John McEnroe knew he couldn't afford to waste energy on whining and racquet throwing. He said so himself after he had beaten Bjorn Borg and carried off the Wimbledon crowns "I know I need every ounce of me to beat him," So he spared himself and the millions watching him any tantrums and played tennis as well as it can be played on a grass court. He defeated the man who had won 41 straight matches before English royalty and who just missed his sixth consecutive Wimbledon championship.
It was a conscious decision, one McEnroe should now make everytime he walks to the baseline at the start of a match: play tennis and shut up.
Serving at 4-5 in the crucial third set, McEnroe fell behind 15-30. Losing the next point would make a break more than likely, and he would be down two sets to one. He hit a volley long; the linesman missed it, but the umpire called it out. 15-40 and double set point. Once again those evil officials were out to get Little Johnnie.
But Little Johnnie did some fast growing up. He channelled his anger into two crushing serves-two quick points, and the score was suddenly deuce. Twice more in the same game Borg reached set point. Twice more McEnroe drove him to the canvas backdrop with twisting, slicing serves. He won the set in a tie-breaker and cruised confidently through the final ten games to round out his 4-6, 7-6, 7-6, 6-4 triumph.

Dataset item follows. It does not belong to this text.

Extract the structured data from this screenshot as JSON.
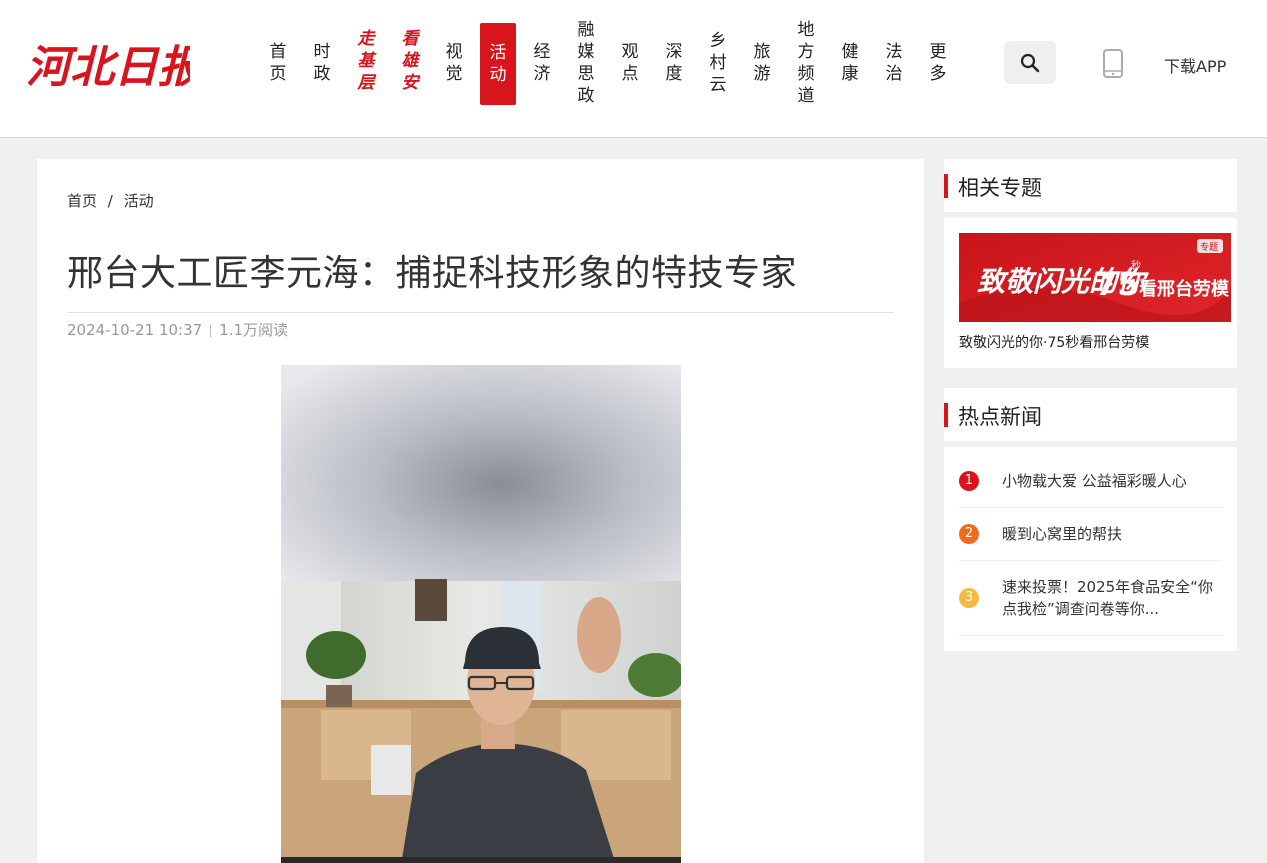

That display of steely composure and courageous tennis illustrated the greatness John McEnroe possesses, if anyone had any questions before the match. True, he didn't have a very tough time getting to the final, but McEnroe beat the world's best on a day when Borg was playing as well as he could. As the Swede said afterwards, it was a matter of a few big points, those points in the third set and several others, the ones Borg always walks away with, the ones McEnroe boldly grabbed Saturday afternoon.
And a final note on McEnroe's accomplishments at Wimbledon this year: while no one was watching, he and Peter Fleming quietly took the doubles crown on Friday, a feat that testifies to the New Yorker's all-around mastery of the sport.
No single win, even on Centre Court in the Wimbledon final, will transform McEnroe into the world's champion player. He will have to overcome Borg many times in the future before he can say that he tops the rankings. Moreover, no one example of praiseworthy self-control, even graciousness, will erase the memory of McEnroe's performance in the semi-finals, throughout the tournament, and in the past. McEnroe should be forced to pay all of the fines he has been threatened with, including the most recent suggestion of a $10,000 contribution to the All-England Club Kitty. Perhaps that three-week suspension Wimbledon officials mentioned can still be arranged.
As we applaud our countryman's excellence, we should keep in mind that he really isn't a very talented ambassador yet. Maybe he could take some lessons in protocol from elder statesmen Stan Smith and Arthur Ashe, men who never had McEnroe's talents but who nonetheless dominated the game for short periods with grace and good humor.
Congratulations to John McEnroe. May he learn from his successes, since his failures are so few.